There is even a warning in the official docs

Replication slots persist across crashes and know nothing about the state of their consumer(s). They will prevent removal of required resources even when there is no connection using them. This consumes storage because neither required WAL nor required rows from the system catalogs can be removed by VACUUMas long as they are required by a replication slot. In extreme cases this could cause the database to shut down to prevent transaction ID wraparound (see Section 25.1.5). So if a slot is no longer required it should be dropped.

Consuming changes

Now that we got our database configured properly, we can finally start consuming database changes. In order to do so, we need to create a replication slot first. We can do that by calling a function pg_create_logical_replication_slot.

SELECT * FROM pg_create_logical_replication_slot('my_replication_slot', 'wal2json')

This will create a replication slot with the name my_replication_slot and set wal2json as the output formatting plugin.

To verify that the slot got created we can send a simple SQL query.

SELECT * FROM pg_catalog.pg_replication_slots

Now that we have the slot created, let’s see how it looks.

Let’s try to do a simple INSERT query:

INSERT INTO users (id, email, role, name)
VALUES (
	'847be54f-3a82-4591-a293-023ea15b2962',
	'john.wick@example.com',
	'user',
	'John Wick'
)

Now, we can take a peek at what has been logged by calling

SELECT * FROM pg_logical_slot_peek_changes('my_replication_slot', NULL, NULL, 'include-xids', '0')

which will return our inserted data 🎉.

{
   "change":[
      {
         "kind":"insert",
         "schema":"public",
         "table":"users",
         "columnnames":[
            "id",
            "email",
            "role",
            "name"
         ],
         "columntypes":[
            "uuid",
            "character varying(255)",
            "character varying(255)",
            "character varying(255)"
         ],
         "columnvalues":[
            "847be54f-3a82-4591-a293-023ea15b2962",
            "john.wick@example.com",
            "user",
            "John Wick"
         ]
      }
   ]
}

Peeking is good for testing to see if everything works and the changes are propagating but in a real scenario, we would use a different function

SELECT * FROM pg_logical_slot_get_changes('my_replication_slot', NULL, NULL, 'include-xids', '0') 

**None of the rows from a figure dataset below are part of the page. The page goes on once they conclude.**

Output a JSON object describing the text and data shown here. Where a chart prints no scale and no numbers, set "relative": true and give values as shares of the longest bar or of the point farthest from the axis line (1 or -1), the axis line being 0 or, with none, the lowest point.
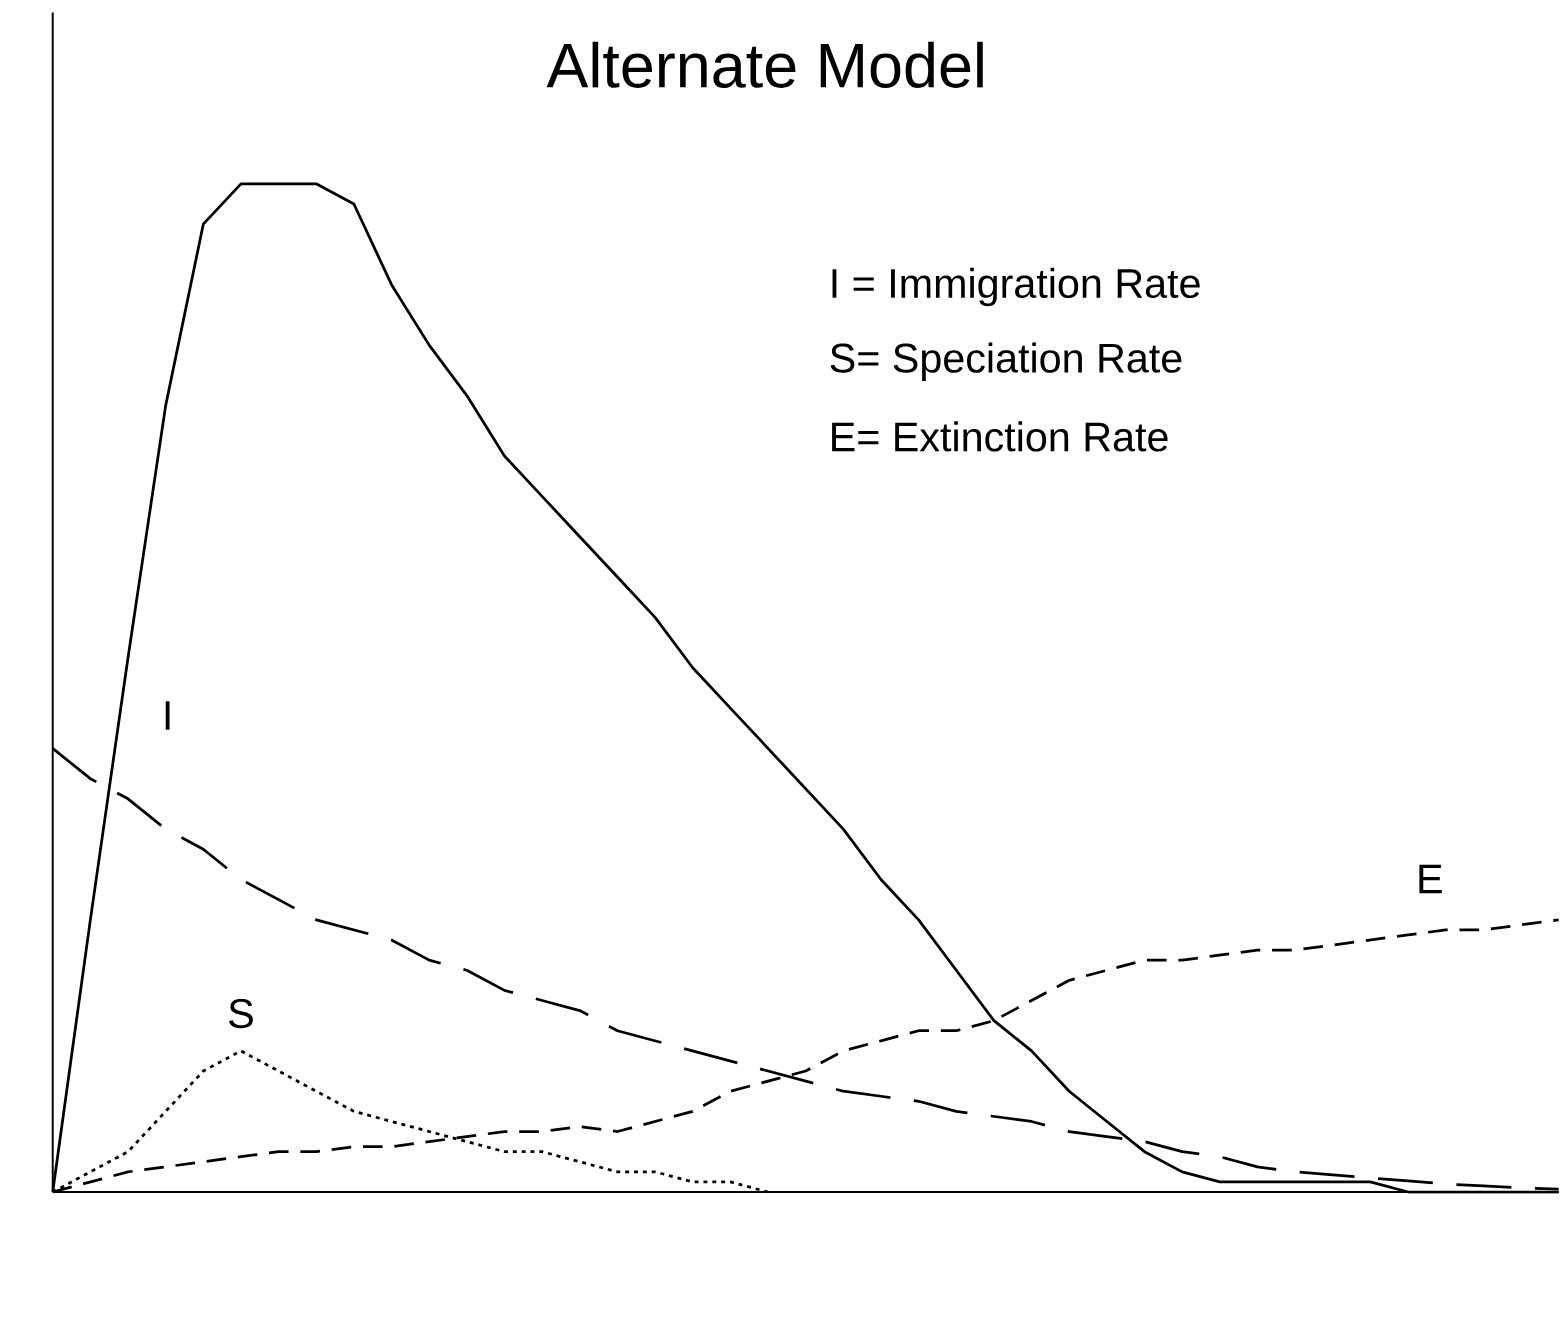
{
  "chart_data": {
    "type": "line",
    "title": "Alternate Model",
    "relative": true,
    "annotations": [
      "I = Immigration Rate",
      "S= Speciation Rate",
      "E= Extinction Rate"
    ],
    "categories": [
      null,
      null,
      null,
      null,
      null,
      null,
      null,
      null,
      null,
      null,
      null,
      null,
      null,
      null,
      null,
      null,
      null,
      null,
      null,
      null,
      null,
      null,
      null,
      null,
      null,
      null,
      null,
      null,
      null,
      null,
      null,
      null,
      null,
      null,
      null,
      null,
      null,
      null,
      null,
      null,
      null
    ],
    "series": [
      {
        "color": "#000000",
        "line_style": "solid",
        "values": [
          0,
          0.27,
          0.53,
          0.78,
          0.96,
          1,
          1,
          1,
          0.98,
          0.9,
          0.84,
          0.79,
          0.73,
          0.69,
          0.65,
          0.61,
          0.57,
          0.52,
          0.48,
          0.44,
          0.4,
          0.36,
          0.31,
          0.27,
          0.22,
          0.17,
          0.14,
          0.1,
          0.07,
          0.04,
          0.02,
          0.01,
          0.01,
          0.01,
          0.01,
          0.01,
          0,
          0,
          0,
          0,
          0
        ]
      },
      {
        "name": "I",
        "color": "#000000",
        "line_style": "dashed",
        "values": [
          0.44,
          0.41,
          0.39,
          0.36,
          0.34,
          0.31,
          0.29,
          0.27,
          0.26,
          0.25,
          0.23,
          0.22,
          0.2,
          0.19,
          0.18,
          0.16,
          0.15,
          0.14,
          0.13,
          0.12,
          0.11,
          0.1,
          0.095,
          0.09,
          0.08,
          0.075,
          0.07,
          0.06,
          0.055,
          0.05,
          0.04,
          0.035,
          0.025,
          0.02,
          0.017,
          0.014,
          0.011,
          0.008,
          0.006,
          0.004,
          0.003
        ]
      },
      {
        "name": "S",
        "color": "#000000",
        "line_style": "dotted",
        "values": [
          0,
          0.02,
          0.04,
          0.08,
          0.12,
          0.14,
          0.12,
          0.1,
          0.08,
          0.07,
          0.06,
          0.05,
          0.04,
          0.04,
          0.03,
          0.02,
          0.02,
          0.01,
          0.01,
          0,
          null,
          null,
          null,
          null,
          null,
          null,
          null,
          null,
          null,
          null,
          null,
          null,
          null,
          null,
          null,
          null,
          null,
          null,
          null,
          null,
          null
        ]
      },
      {
        "name": "E",
        "color": "#000000",
        "line_style": "dashed",
        "values": [
          0,
          0.01,
          0.02,
          0.025,
          0.03,
          0.035,
          0.04,
          0.04,
          0.045,
          0.045,
          0.05,
          0.055,
          0.06,
          0.06,
          0.065,
          0.06,
          0.07,
          0.08,
          0.1,
          0.11,
          0.12,
          0.14,
          0.15,
          0.16,
          0.16,
          0.17,
          0.19,
          0.21,
          0.22,
          0.23,
          0.23,
          0.235,
          0.24,
          0.24,
          0.245,
          0.25,
          0.255,
          0.26,
          0.26,
          0.265,
          0.27
        ]
      }
    ]
  }
}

The difference here is that, as we mentioned, changes are deleted from the slot once the consumer reads them so this function is the one you will want to use. Now, if you try to run the same query again, you will notice there are no results so everything worked as expected.

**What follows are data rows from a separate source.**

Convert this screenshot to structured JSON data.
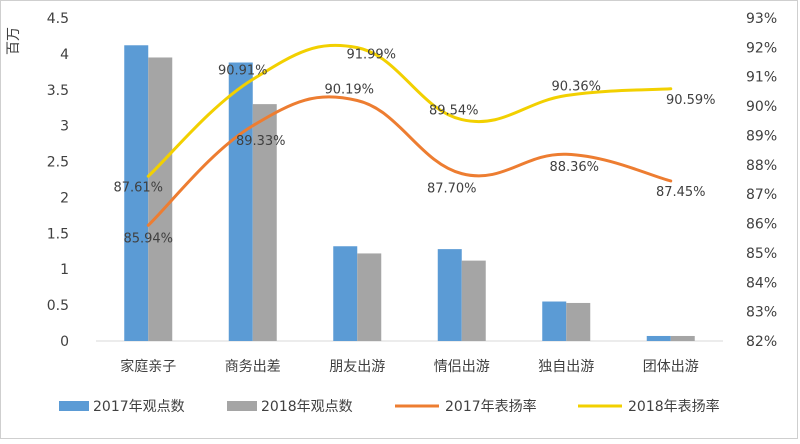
{
  "chart_data": {
    "type": "bar",
    "title": "",
    "categories": [
      "家庭亲子",
      "商务出差",
      "朋友出游",
      "情侣出游",
      "独自出游",
      "团体出游"
    ],
    "y_left": {
      "unit_label": "百万",
      "range": [
        0,
        4.5
      ],
      "ticks": [
        "0",
        "0.5",
        "1",
        "1.5",
        "2",
        "2.5",
        "3",
        "3.5",
        "4",
        "4.5"
      ]
    },
    "y_right": {
      "range": [
        82,
        93
      ],
      "ticks": [
        "82%",
        "83%",
        "84%",
        "85%",
        "86%",
        "87%",
        "88%",
        "89%",
        "90%",
        "91%",
        "92%",
        "93%"
      ]
    },
    "bar_series": [
      {
        "name": "2017年观点数",
        "color": "#5B9BD5",
        "values": [
          4.12,
          3.88,
          1.32,
          1.28,
          0.55,
          0.07
        ]
      },
      {
        "name": "2018年观点数",
        "color": "#A5A5A5",
        "values": [
          3.95,
          3.3,
          1.22,
          1.12,
          0.53,
          0.07
        ]
      }
    ],
    "line_series": [
      {
        "name": "2017年表扬率",
        "color": "#ED7D31",
        "axis": "right",
        "values": [
          85.94,
          89.33,
          90.19,
          87.7,
          88.36,
          87.45
        ],
        "labels": [
          "85.94%",
          "89.33%",
          "90.19%",
          "87.70%",
          "88.36%",
          "87.45%"
        ]
      },
      {
        "name": "2018年表扬率",
        "color": "#F2D000",
        "axis": "right",
        "values": [
          87.61,
          90.91,
          91.99,
          89.54,
          90.36,
          90.59
        ],
        "labels": [
          "87.61%",
          "90.91%",
          "91.99%",
          "89.54%",
          "90.36%",
          "90.59%"
        ]
      }
    ],
    "grid": false,
    "legend_position": "bottom"
  }
}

Now you can just connect your consumer application to the database and start processing all changes 🚀

If we don’t need the slot anymore we can just drop it.

SELECT * FROM pg_drop_replication_slot('my_replication_slot')

Conclusion

In this article, we learned what replication is, that there are many techniques to achieve it and that it can be used not only for keeping data in sync between databases but also even with 3rd party systems.

We dove a little into the internals of how databases store all the changes in a specific log file (WAL) and that this log file can be also used for logical decoding which with a set of various output plugins makes a very powerful tool for data visibility.

Now we know how this decoding works and that it is important to read the docs properly (or get advice from an experienced colleague 😉) and investigate which parameters should be set in order not to get surprised by an unresponsive database due to a lack of memory. Moreover, having monitoring in place and visibility over what’s going on is always more than desired.

I would like to thank my colleagues Honza and Jozef, who helped me understand the details and provided some useful tips and insights.